Una buena hija jamás le negaría un beso a su padre, así que Alayne se adelantó y se lo dio, un beso rápido en la mejilla, y retrocedió igual de deprisa.
–Qué… obediente. – Meñique sonrió con la boca, no con los ojos-. En fin, hay otras instrucciones que tendrás que dar al servicio. Diles a los cocineros que pongan en infusión vino tinto con miel y pasas. Nuestros huéspedes han realizado un largo ascenso; tendrán frío y estarán sedientos. Cuando lleguen, tendrás que salir a recibirlos y ofrecerles un refrigerio. Vino, queso y pan. ¿Qué quesos nos quedan?
–El blanco fuerte y el azul que huele mal.
–El blanco. Y será mejor que te cambies de ropa.
Alayne se miró el vestido, azul oscuro y rojo, los colores de Aguasdulces.
–¿Es demasiado…?
–Es demasiado Tully. A los Señores Recusadores no les gustará ver a mi hija bastarda pavoneándose con la ropa de mi esposa fallecida. Elige otro atuendo. ¿He de recordarte que no te decantes por el azul celeste y el crema?
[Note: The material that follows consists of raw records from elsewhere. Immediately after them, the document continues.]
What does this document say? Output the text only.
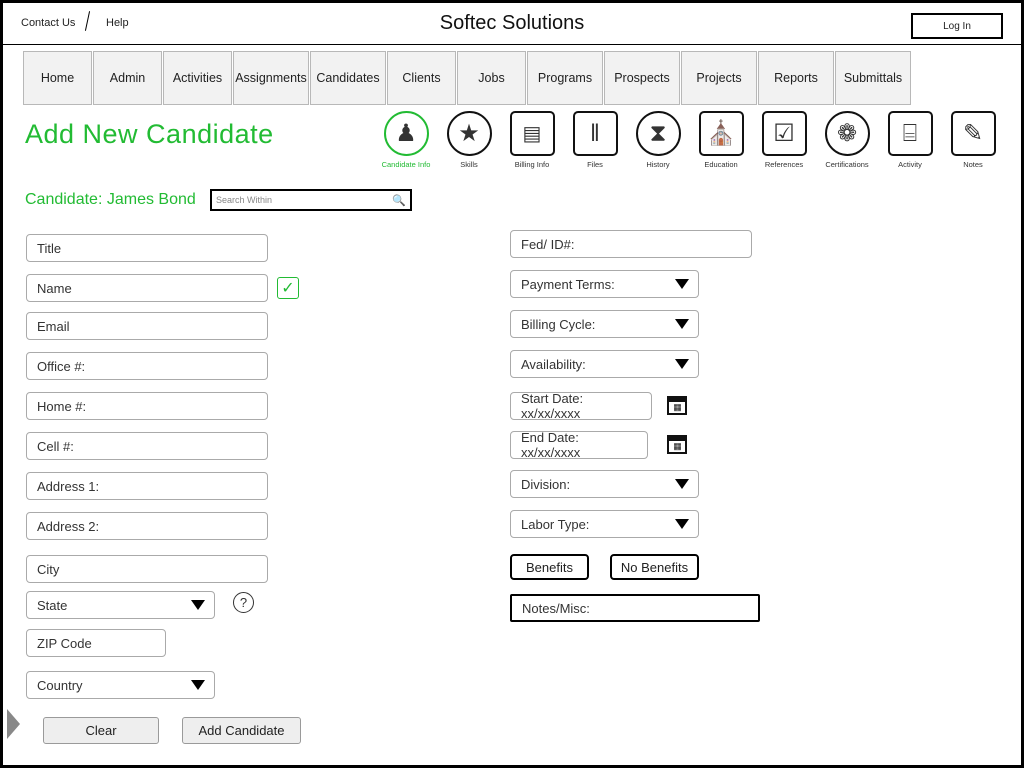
Contact Us	Help	Softec Solutions	Log In
Home	Admin	Activities	Assignments Candidates	Clients	Jobs	Programs	Prospects	Projects	Reports	Submittals
Add New Candidate	♟
Candidate Info
★
Skills
▤
Billing Info
‖
Files
⧗
History
⛪
Education
☑
References
❁
Certifications
⌸
Activity
✎
Notes
Candidate: James Bond Search Within	🔍
Title
Name	✓
Email
Office #:
Home #:
Cell #:
Address 1:
Address 2:
City
State	?
ZIP Code
Country
Fed/ ID#:
Payment Terms:
Billing Cycle:
Availability:
Start Date: xx/xx/xxxx	▦
End Date: xx/xx/xxxx	▦
Division:
Labor Type:
Benefits	No Benefits
Notes/Misc:
Clear	Add Candidate
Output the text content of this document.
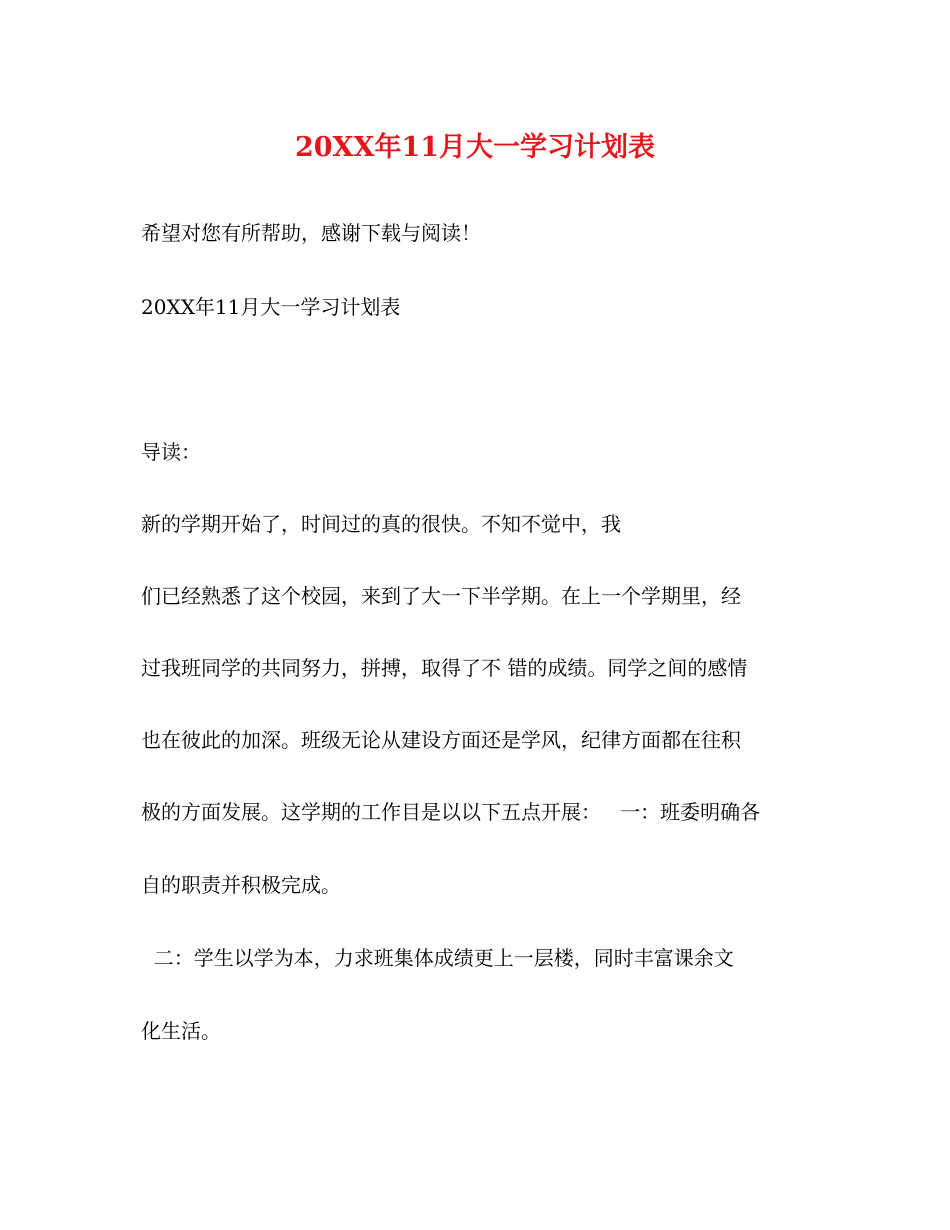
20XX年11月大一学习计划表
希望对您有所帮助，感谢下载与阅读！
20XX年11月大一学习计划表
导读：
新的学期开始了，时间过的真的很快。不知不觉中，我
们已经熟悉了这个校园，来到了大一下半学期。在上一个学期里，经
过我班同学的共同努力，拼搏，取得了不 错的成绩。同学之间的感情
也在彼此的加深。班级无论从建设方面还是学风，纪律方面都在往积
极的方面发展。这学期的工作目是以以下五点开展：   一：班委明确各
自的职责并积极完成。
二：学生以学为本，力求班集体成绩更上一层楼，同时丰富课余文
化生活。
–No. – El azul claro y el crema eran los colores de la Casa Arryn-. ¿Habéis dicho ocho? ¿Yohn Bronce es uno de ellos?
–El único que importa.
–Yohn Bronce me conoce -le recordó-. Fue nuestro invitado en Invernalia cuando su hijo fue al norte para vestir el negro. – Tenía el vago recuerdo de haberse enamorado locamente de Ser Waymar, pero de aquello hacía toda una vida; había ocurrido cuando era una niñita estúpida-. Y no fue la única vez. Lord Royce vio… Vio a Sansa Stark otra vez en Desembarco del Rey, durante el torneo de la Mano.
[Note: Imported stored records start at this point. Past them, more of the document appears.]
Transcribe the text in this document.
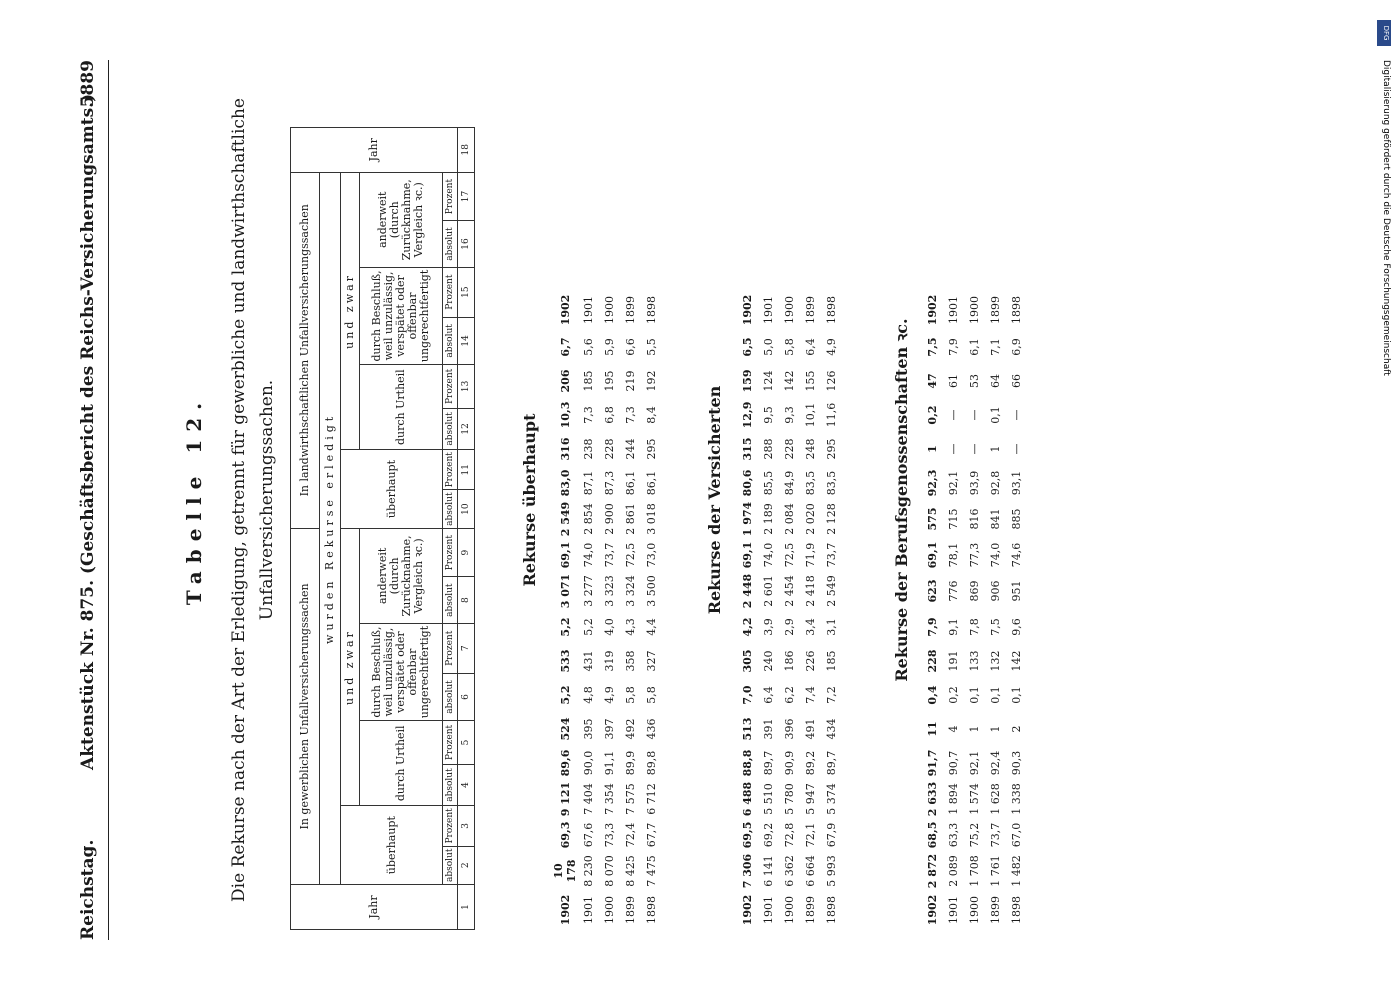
Reichstag.
Aktenstück Nr. 875. (Geschäftsbericht des Reichs-Versicherungsamts.)
5889
Tabelle 12. Die Rekurse nach der Art der Erledigung, getrennt für gewerbliche und landwirthschaftliche Unfallversicherungssachen.
Jahr	In gewerblichen Unfallversicherungssachen								In landwirthschaftlichen Unfallversicherungssachen								Jahr
	wurden Rekurse erledigt																
	überhaupt		und zwar						überhaupt		und zwar						
			durch Urtheil		durch Beschluß, weil unzulässig, verspätet oder offenbar ungerechtfertigt		anderweit (durch Zurücknahme, Vergleich ꝛc.)				durch Urtheil		durch Beschluß, weil unzulässig, verspätet oder offenbar ungerechtfertigt		anderweit (durch Zurücknahme, Vergleich ꝛc.)		
	absolut	Prozent	absolut	Prozent	absolut	Prozent	absolut	Prozent	absolut	Prozent	absolut	Prozent	absolut	Prozent	absolut	Prozent	
1	2	3	4	5	6	7	8	9	10	11	12	13	14	15	16	17	18
Rekurse überhaupt
1902	10 178	69,3	9 121	89,6	524	5,2	533	5,2	3 071	69,1	2 549	83,0	316	10,3	206	6,7	1902
1901	8 230	67,6	7 404	90,0	395	4,8	431	5,2	3 277	74,0	2 854	87,1	238	7,3	185	5,6	1901
1900	8 070	73,3	7 354	91,1	397	4,9	319	4,0	3 323	73,7	2 900	87,3	228	6,8	195	5,9	1900
1899	8 425	72,4	7 575	89,9	492	5,8	358	4,3	3 324	72,5	2 861	86,1	244	7,3	219	6,6	1899
1898	7 475	67,7	6 712	89,8	436	5,8	327	4,4	3 500	73,0	3 018	86,1	295	8,4	192	5,5	1898
Rekurse der Versicherten
1902	7 306	69,5	6 488	88,8	513	7,0	305	4,2	2 448	69,1	1 974	80,6	315	12,9	159	6,5	1902
1901	6 141	69,2	5 510	89,7	391	6,4	240	3,9	2 601	74,0	2 189	85,5	288	9,5	124	5,0	1901
1900	6 362	72,8	5 780	90,9	396	6,2	186	2,9	2 454	72,5	2 084	84,9	228	9,3	142	5,8	1900
1899	6 664	72,1	5 947	89,2	491	7,4	226	3,4	2 418	71,9	2 020	83,5	248	10,1	155	6,4	1899
1898	5 993	67,9	5 374	89,7	434	7,2	185	3,1	2 549	73,7	2 128	83,5	295	11,6	126	4,9	1898
Rekurse der Berufsgenossenschaften ꝛc.
1902	2 872	68,5	2 633	91,7	11	0,4	228	7,9	623	69,1	575	92,3	1	0,2	47	7,5	1902
1901	2 089	63,3	1 894	90,7	4	0,2	191	9,1	776	78,1	715	92,1	—	—	61	7,9	1901
1900	1 708	75,2	1 574	92,1	1	0,1	133	7,8	869	77,3	816	93,9	—	—	53	6,1	1900
1899	1 761	73,7	1 628	92,4	1	0,1	132	7,5	906	74,0	841	92,8	1	0,1	64	7,1	1899
1898	1 482	67,0	1 338	90,3	2	0,1	142	9,6	951	74,6	885	93,1	—	—	66	6,9	1898
DFG
Digitalisierung gefördert durch die Deutsche Forschungsgemeinschaft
Petyr le puso un dedo bajo la barbilla.
–Seguro que Royce vio esta cara tan bonita, pero para él fue una más entre un millar. Cuando alguien participa en un torneo, tiene cosas más importantes de las que preocuparse que una niña en la multitud. Y en Invernalia, Sansa era una niñita de pelo castaño rojizo. Mi hija es una doncella alta y hermosa, con el pelo oscuro. Los hombres ven lo que esperan ver, Alayne. – La besó en la nariz-. Dile a Maddy que encienda la chimenea en mis habitaciones. Recibiré allí a los Señores Recusadores.
–¿No en la Sala Alta?
–No. No quieran los dioses que me vean cerca del trono de los Arryn; podrían creer que pienso sentarme en él. Unas nalgas de tan baja extracción como las mías no podrían aspirar a cojines tan mullidos.
–En vuestras habitaciones. – Tendría que haberse detenido, pero las palabras se le escaparon sin que se pudiera contener-. Si les entregarais a Robert…
–¿Y el Valle?
–Ya tienen el Valle.
–Buena parte, sí, es verdad. Pero no todo. En Puerto Gaviota me tienen aprecio, y también cuento con la lealtad y la amistad de algunos señores. Grafton, Lynderly, Lyonel Corbray… No son rivales para los Señores Recusadores, claro. Además, ¿adónde querrías que fuéramos, Alayne? ¿A mi impresionante fortaleza de los Dedos?
Ya lo había estado pensando.
–Joffrey os otorgó Harrenhal. Allí sois el señor de pleno derecho.
–Sólo tengo el título. Necesitaba un asentamiento importante para casarme con Lysa, y los Lannister no estaban dispuestos a concederme Roca Casterly.
–Sí, pero el castillo es vuestro.
–Y menudo castillo. Salones cavernosos, torres en ruinas, fantasmas y corrientes de aire. Calentarlo es ruinoso; defenderlo, imposible… Y también está el asuntillo de la maldición.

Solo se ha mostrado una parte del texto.